Ever since I first started screencasting almost two years ago, I’ve been really surprised how few people are talking about how cool it is. It can be so hard to teach students at a distance how to use databases, and screencasting is the only tool that allows you to concretely demonstrate how they work. Add in the interactive components you can incorporate into a screencast using Captivate (and perhaps some of the other tools) and it really becomes a tremendous information literacy tool. I’m definitely a fan. So I’m totally excited to be attending Paul Pival’s SirsiDynix talk Show and Tell The Easy Way – An Introduction to Screencasting next week! And I hope you will come too. It’s Wednesday November 8th at 11 am Eastern/8am Pacific. And the best thing about it is, it’s free (you just need to register)! All you need is the Interweb and you’re good to go. Paul is a really great speaker and this is a topic that he knows quite well, so I think we’re all in for a really fun and educational hour.
Speaking of screencasting… I am on the program to be speaking at the ASIS&T 2006 Annual Conference, but I will not be able to attend due to funding limitations. So instead, I created a screencast of my entire presentation that they will be playing at the Wikis and Blogs panel. It’s all about my experiences creating conference wikis, why I did it in the first place, and what I’ve learned from it. I’ll be sure to make it available online after the conference.

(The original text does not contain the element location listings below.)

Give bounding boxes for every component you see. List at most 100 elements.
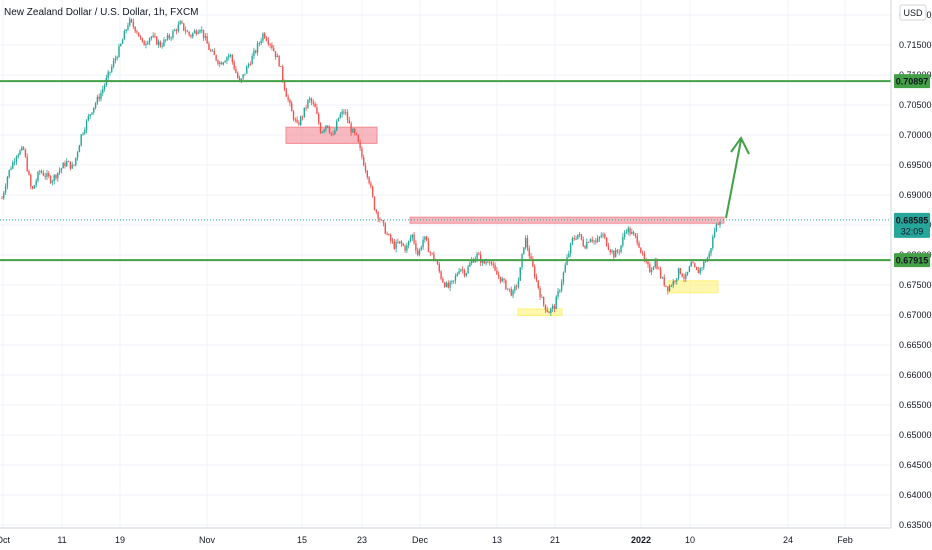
- candle-body: [175, 29, 178, 32]
- candle-body: [400, 241, 403, 244]
- candle-body: [620, 245, 622, 252]
- candle-body: [686, 271, 689, 275]
- candle-body: [55, 175, 57, 179]
- candle-body: [695, 266, 698, 271]
- candle-body: [622, 236, 624, 246]
- candle-body: [436, 260, 439, 265]
- candle-body: [109, 71, 111, 73]
- candle-body: [319, 123, 322, 133]
- candle-body: [62, 163, 64, 169]
- candle-body: [3, 192, 5, 199]
- x-tick-label: Feb: [837, 535, 853, 545]
- candle-body: [170, 37, 172, 39]
- time-scale-bg[interactable]: [0, 528, 932, 550]
- candle-body: [188, 31, 190, 36]
- candle-body: [557, 291, 559, 297]
- candle-body: [130, 19, 133, 22]
- candle-body: [334, 130, 336, 135]
- candle-body: [10, 168, 12, 170]
- candle-body: [506, 288, 509, 290]
- candle-body: [12, 162, 14, 169]
- candle-body: [33, 185, 36, 189]
- candle-body: [325, 125, 327, 130]
- candle-body: [379, 218, 381, 220]
- candle-body: [685, 274, 687, 279]
- candle-body: [165, 39, 167, 41]
- candle-body: [67, 161, 70, 163]
- candle-body: [346, 112, 349, 121]
- current-price-label: 0.68585: [896, 215, 929, 225]
- candle-body: [407, 240, 410, 246]
- time-scale[interactable]: Oct 11 19 Nov 15 23 Dec 13 21 2022 10 24 Feb: [0, 535, 853, 545]
- candle-body: [242, 74, 244, 79]
- candle-body: [44, 175, 46, 177]
- candle-body: [291, 103, 293, 112]
- candle-body: [589, 239, 592, 243]
- candle-body: [598, 237, 601, 239]
- candle-body: [251, 55, 253, 65]
- candle-body: [42, 172, 45, 176]
- horizontal-levels[interactable]: [0, 80, 891, 262]
- candle-body: [145, 43, 147, 46]
- candle-body: [713, 231, 716, 237]
- candle-body: [461, 269, 464, 271]
- candle-body: [391, 240, 394, 242]
- candle-body: [647, 261, 649, 265]
- candle-body: [199, 30, 201, 33]
- candle-body: [384, 223, 386, 234]
- candle-body: [184, 30, 187, 32]
- candle-body: [138, 32, 140, 37]
- candle-body: [125, 29, 127, 32]
- candle-body: [66, 161, 68, 167]
- candle-body: [78, 145, 81, 153]
- candle-body: [467, 266, 469, 274]
- level-label: 0.70897: [896, 77, 929, 87]
- currency-button[interactable]: [899, 4, 927, 21]
- candle-body: [609, 249, 611, 253]
- candle-body: [478, 253, 480, 255]
- candle-body: [154, 35, 156, 37]
- candle-body: [159, 41, 162, 47]
- candle-body: [517, 280, 520, 287]
- candle-body: [406, 245, 408, 251]
- candle-body: [362, 157, 365, 166]
- y-tick-label: 0.71500: [899, 40, 932, 50]
- candle-body: [411, 234, 413, 238]
- candle-body: [659, 268, 662, 278]
- candle-body: [352, 129, 354, 133]
- candle-body: [595, 240, 597, 242]
- candle-body: [445, 282, 448, 287]
- candle-body: [535, 276, 538, 281]
- candle-body: [13, 161, 16, 163]
- candle-body: [544, 304, 547, 310]
- candle-body: [658, 268, 660, 270]
- x-tick-label: 21: [550, 535, 560, 545]
- candle-body: [249, 64, 252, 66]
- candle-body: [553, 305, 556, 310]
- x-tick-label: 2022: [631, 535, 651, 545]
- candle-body: [116, 57, 118, 59]
- candle-body: [573, 238, 575, 240]
- candle-body: [193, 30, 196, 34]
- candle-body: [71, 164, 73, 169]
- candle-body: [148, 38, 151, 43]
- x-tick-label: 13: [492, 535, 502, 545]
- candle-body: [267, 40, 270, 44]
- candle-body: [177, 24, 180, 32]
- candle-body: [323, 129, 325, 132]
- candle-body: [422, 239, 424, 248]
- candle-body: [294, 119, 297, 121]
- candle-body: [15, 156, 18, 162]
- x-tick-label: 24: [783, 535, 793, 545]
- candle-body: [183, 23, 185, 31]
- candle-body: [107, 72, 109, 78]
- candle-body: [292, 111, 295, 120]
- candle-body: [668, 285, 671, 292]
- candle-body: [510, 288, 512, 296]
- candle-body: [103, 85, 106, 90]
- candle-body: [623, 232, 626, 237]
- candle-body: [490, 262, 493, 264]
- candle-body: [665, 285, 667, 287]
- candle-body: [226, 57, 228, 62]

I’d really hoped to go to ASIS&T, but they charge over $400 for speaker admission to the conference. Yikes! I’m not on a tenure track, so I wouldn’t go all the way to Austin just to give a talk and head home. I want to go to other people’s talks, learn, network, etc. I will only speak at a conference if 1) it’s online or for a good cause, 2) it’s fun and won’t cost me much to attend or 3) I’m getting paid. I just think charging a speaker (especially for the day they’re speaking) is no way to treat someone who is contributing to the success of your conference. What I really love about Information Today conferences is the appreciation that they show their speakers. I don’t need my ego stroked, but it’s nice to feel valued. I’m not a bigwig who can ask $2500 for a talk, but I do know that my time and effort is worth something and I shouldn’t just feel grateful to be asked to speak. Too many of us don’t know what we’re worth.
Still wish I was going though. Looks like a really cool conference with so many fascinating talks based on scholarly research. If you’re going, won’t you blog it for me?